Vom Rieselgrund zur Wiesenstrecke
An der oberen Streckengrenze empfängt dich dichte Ufervegetation. Bäume und Sträucher spenden Schatten und schaffen lauschige Angelplätze, an denen du auch an heißen Tagen gut sitzt. Der Grund ist hier stellenweise flach und rieselig, durchsetzt mit dem Vulkangestein, das für die Region rund um den Vogelsberg typisch ist. Solche überströmten Rieselzonen sind klassische Standplätze für strömungsliebende Fische.
Weiter flussab öffnet sich die Strecke zu einer freien Wiesenpassage. Teichrosenfelder, ausgespülte Uferkanten und ruhigere Bereiche wechseln sich ab, bis du an der unteren Grenze bei der Neumühle ankommst. Gerade die Kanten und Krautfelder lohnen einen genauen Blick, denn dort stehen Raubfische gern auf der Lauer.
Was dir hier an den Haken geht
Der obere, schnell fließende Teil der Vereinsstrecke ist Salmonidenrevier. Bachforelle und stellenweise die Äsche fühlen sich im kühlen, sauerstoffreichen Wasser wohl. In der Strömung kannst du auf Barbe rechnen, während Hecht, Zander und Aal eher die ruhigeren Abschnitte mit Deckung bevorzugen. Dazu kommt eine bunte Schar Weißfische wie Rotauge und Rotfeder. Der Sportfischer-Club Ortenberg besetzt jährlich und hält den Bestand so abwechslungsreich.

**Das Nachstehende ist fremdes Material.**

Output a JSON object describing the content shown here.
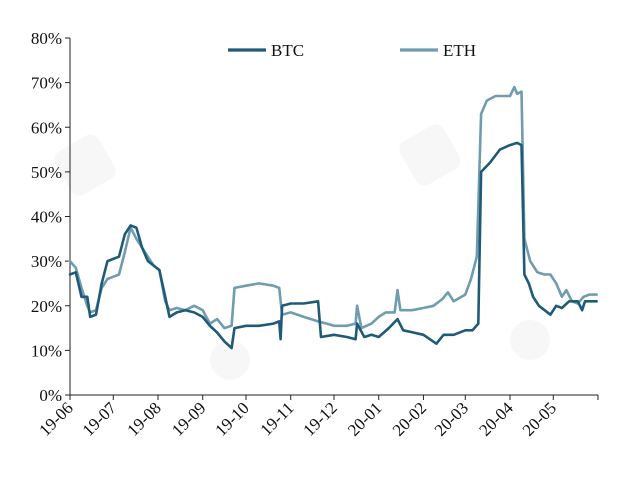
{
  "chart_data": {
    "type": "line",
    "title": "",
    "xlabel": "",
    "ylabel": "",
    "x_tick_labels": [
      "19-06",
      "19-07",
      "19-08",
      "19-09",
      "19-10",
      "19-11",
      "19-12",
      "20-01",
      "20-02",
      "20-03",
      "20-04",
      "20-05"
    ],
    "y_tick_labels": [
      "0%",
      "10%",
      "20%",
      "30%",
      "40%",
      "50%",
      "60%",
      "70%",
      "80%"
    ],
    "ylim": [
      0,
      80
    ],
    "y_unit": "%",
    "grid": false,
    "legend_placement": "top-center",
    "series": [
      {
        "name": "BTC",
        "color": "#1f5a78",
        "points": [
          [
            "2019-06-01",
            27
          ],
          [
            "2019-06-05",
            27.5
          ],
          [
            "2019-06-09",
            22
          ],
          [
            "2019-06-13",
            22
          ],
          [
            "2019-06-15",
            17.5
          ],
          [
            "2019-06-19",
            18
          ],
          [
            "2019-06-23",
            25
          ],
          [
            "2019-06-27",
            30
          ],
          [
            "2019-07-01",
            30.5
          ],
          [
            "2019-07-05",
            31
          ],
          [
            "2019-07-09",
            36
          ],
          [
            "2019-07-13",
            38
          ],
          [
            "2019-07-17",
            37.5
          ],
          [
            "2019-07-21",
            33
          ],
          [
            "2019-07-25",
            30
          ],
          [
            "2019-07-29",
            29
          ],
          [
            "2019-08-02",
            28
          ],
          [
            "2019-08-06",
            22
          ],
          [
            "2019-08-09",
            17.5
          ],
          [
            "2019-08-14",
            18.5
          ],
          [
            "2019-08-20",
            19
          ],
          [
            "2019-08-26",
            18.5
          ],
          [
            "2019-09-01",
            17.5
          ],
          [
            "2019-09-06",
            15.5
          ],
          [
            "2019-09-11",
            14
          ],
          [
            "2019-09-16",
            12
          ],
          [
            "2019-09-21",
            10.5
          ],
          [
            "2019-09-23",
            15
          ],
          [
            "2019-10-01",
            15.5
          ],
          [
            "2019-10-10",
            15.5
          ],
          [
            "2019-10-20",
            16
          ],
          [
            "2019-10-24",
            16.5
          ],
          [
            "2019-10-25",
            12.5
          ],
          [
            "2019-10-26",
            20
          ],
          [
            "2019-11-01",
            20.5
          ],
          [
            "2019-11-10",
            20.5
          ],
          [
            "2019-11-20",
            21
          ],
          [
            "2019-11-22",
            13
          ],
          [
            "2019-12-01",
            13.5
          ],
          [
            "2019-12-10",
            13
          ],
          [
            "2019-12-16",
            12.5
          ],
          [
            "2019-12-17",
            16
          ],
          [
            "2019-12-22",
            13
          ],
          [
            "2019-12-27",
            13.5
          ],
          [
            "2020-01-01",
            13
          ],
          [
            "2020-01-08",
            15
          ],
          [
            "2020-01-14",
            17
          ],
          [
            "2020-01-18",
            14.5
          ],
          [
            "2020-01-25",
            14
          ],
          [
            "2020-02-01",
            13.5
          ],
          [
            "2020-02-10",
            11.5
          ],
          [
            "2020-02-15",
            13.5
          ],
          [
            "2020-02-22",
            13.5
          ],
          [
            "2020-03-01",
            14.5
          ],
          [
            "2020-03-06",
            14.5
          ],
          [
            "2020-03-10",
            16
          ],
          [
            "2020-03-12",
            50
          ],
          [
            "2020-03-18",
            52
          ],
          [
            "2020-03-25",
            55
          ],
          [
            "2020-04-01",
            56
          ],
          [
            "2020-04-06",
            56.5
          ],
          [
            "2020-04-09",
            56
          ],
          [
            "2020-04-11",
            27
          ],
          [
            "2020-04-14",
            25
          ],
          [
            "2020-04-17",
            22
          ],
          [
            "2020-04-21",
            20
          ],
          [
            "2020-04-25",
            19
          ],
          [
            "2020-04-29",
            18
          ],
          [
            "2020-05-03",
            20
          ],
          [
            "2020-05-07",
            19.5
          ],
          [
            "2020-05-12",
            21
          ],
          [
            "2020-05-18",
            21
          ],
          [
            "2020-05-21",
            19
          ],
          [
            "2020-05-23",
            21
          ],
          [
            "2020-05-31",
            21
          ]
        ]
      },
      {
        "name": "ETH",
        "color": "#6f9cae",
        "points": [
          [
            "2019-06-01",
            30
          ],
          [
            "2019-06-05",
            28.5
          ],
          [
            "2019-06-09",
            24
          ],
          [
            "2019-06-13",
            20
          ],
          [
            "2019-06-15",
            18.5
          ],
          [
            "2019-06-19",
            19
          ],
          [
            "2019-06-23",
            24
          ],
          [
            "2019-06-27",
            26
          ],
          [
            "2019-07-01",
            26.5
          ],
          [
            "2019-07-05",
            27
          ],
          [
            "2019-07-09",
            32
          ],
          [
            "2019-07-13",
            37.5
          ],
          [
            "2019-07-17",
            35
          ],
          [
            "2019-07-21",
            33
          ],
          [
            "2019-07-25",
            31
          ],
          [
            "2019-07-29",
            29
          ],
          [
            "2019-08-02",
            28
          ],
          [
            "2019-08-06",
            21
          ],
          [
            "2019-08-09",
            19
          ],
          [
            "2019-08-14",
            19.5
          ],
          [
            "2019-08-20",
            19
          ],
          [
            "2019-08-26",
            20
          ],
          [
            "2019-09-01",
            19
          ],
          [
            "2019-09-06",
            16
          ],
          [
            "2019-09-11",
            17
          ],
          [
            "2019-09-16",
            15
          ],
          [
            "2019-09-21",
            15.5
          ],
          [
            "2019-09-23",
            24
          ],
          [
            "2019-10-01",
            24.5
          ],
          [
            "2019-10-10",
            25
          ],
          [
            "2019-10-20",
            24.5
          ],
          [
            "2019-10-24",
            24
          ],
          [
            "2019-10-26",
            18
          ],
          [
            "2019-11-01",
            18.5
          ],
          [
            "2019-11-10",
            17.5
          ],
          [
            "2019-11-20",
            16.5
          ],
          [
            "2019-11-26",
            16
          ],
          [
            "2019-12-01",
            15.5
          ],
          [
            "2019-12-10",
            15.5
          ],
          [
            "2019-12-16",
            16
          ],
          [
            "2019-12-17",
            20
          ],
          [
            "2019-12-20",
            15
          ],
          [
            "2019-12-27",
            16
          ],
          [
            "2020-01-01",
            17.5
          ],
          [
            "2020-01-06",
            18.5
          ],
          [
            "2020-01-12",
            18.5
          ],
          [
            "2020-01-14",
            23.5
          ],
          [
            "2020-01-16",
            19
          ],
          [
            "2020-01-24",
            19
          ],
          [
            "2020-02-01",
            19.5
          ],
          [
            "2020-02-08",
            20
          ],
          [
            "2020-02-14",
            21.5
          ],
          [
            "2020-02-18",
            23
          ],
          [
            "2020-02-22",
            21
          ],
          [
            "2020-03-01",
            22.5
          ],
          [
            "2020-03-05",
            26
          ],
          [
            "2020-03-09",
            31
          ],
          [
            "2020-03-12",
            63
          ],
          [
            "2020-03-16",
            66
          ],
          [
            "2020-03-22",
            67
          ],
          [
            "2020-04-01",
            67
          ],
          [
            "2020-04-04",
            69
          ],
          [
            "2020-04-06",
            67.5
          ],
          [
            "2020-04-09",
            68
          ],
          [
            "2020-04-11",
            35
          ],
          [
            "2020-04-15",
            30
          ],
          [
            "2020-04-20",
            27.5
          ],
          [
            "2020-04-25",
            27
          ],
          [
            "2020-04-29",
            27
          ],
          [
            "2020-05-03",
            25
          ],
          [
            "2020-05-07",
            22
          ],
          [
            "2020-05-10",
            23.5
          ],
          [
            "2020-05-14",
            21
          ],
          [
            "2020-05-18",
            20.5
          ],
          [
            "2020-05-22",
            22
          ],
          [
            "2020-05-26",
            22.5
          ],
          [
            "2020-05-31",
            22.5
          ]
        ]
      }
    ]
  }
}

Bevor du die Rute auspackst
Die Gaststrecke reicht vom Parkplatz am Ortsrand von Ortenberg bis zur Neumühle in Selters und ist dank ihrer Länge bequem zu Fuß zu erkunden. Ein Parkplatz liegt nahe der oberen Streckengrenze, und gelbe Hinweisschilder markieren die obere wie die untere Grenze des Gastkartenbereichs, sodass du immer weißt, wo du fischen darfst. Welche Erlaubnisse, Schonzeiten und Mindestmaße gerade gelten, klärst du am besten direkt beim Verein, bevor es ans Wasser geht. Petri Heil!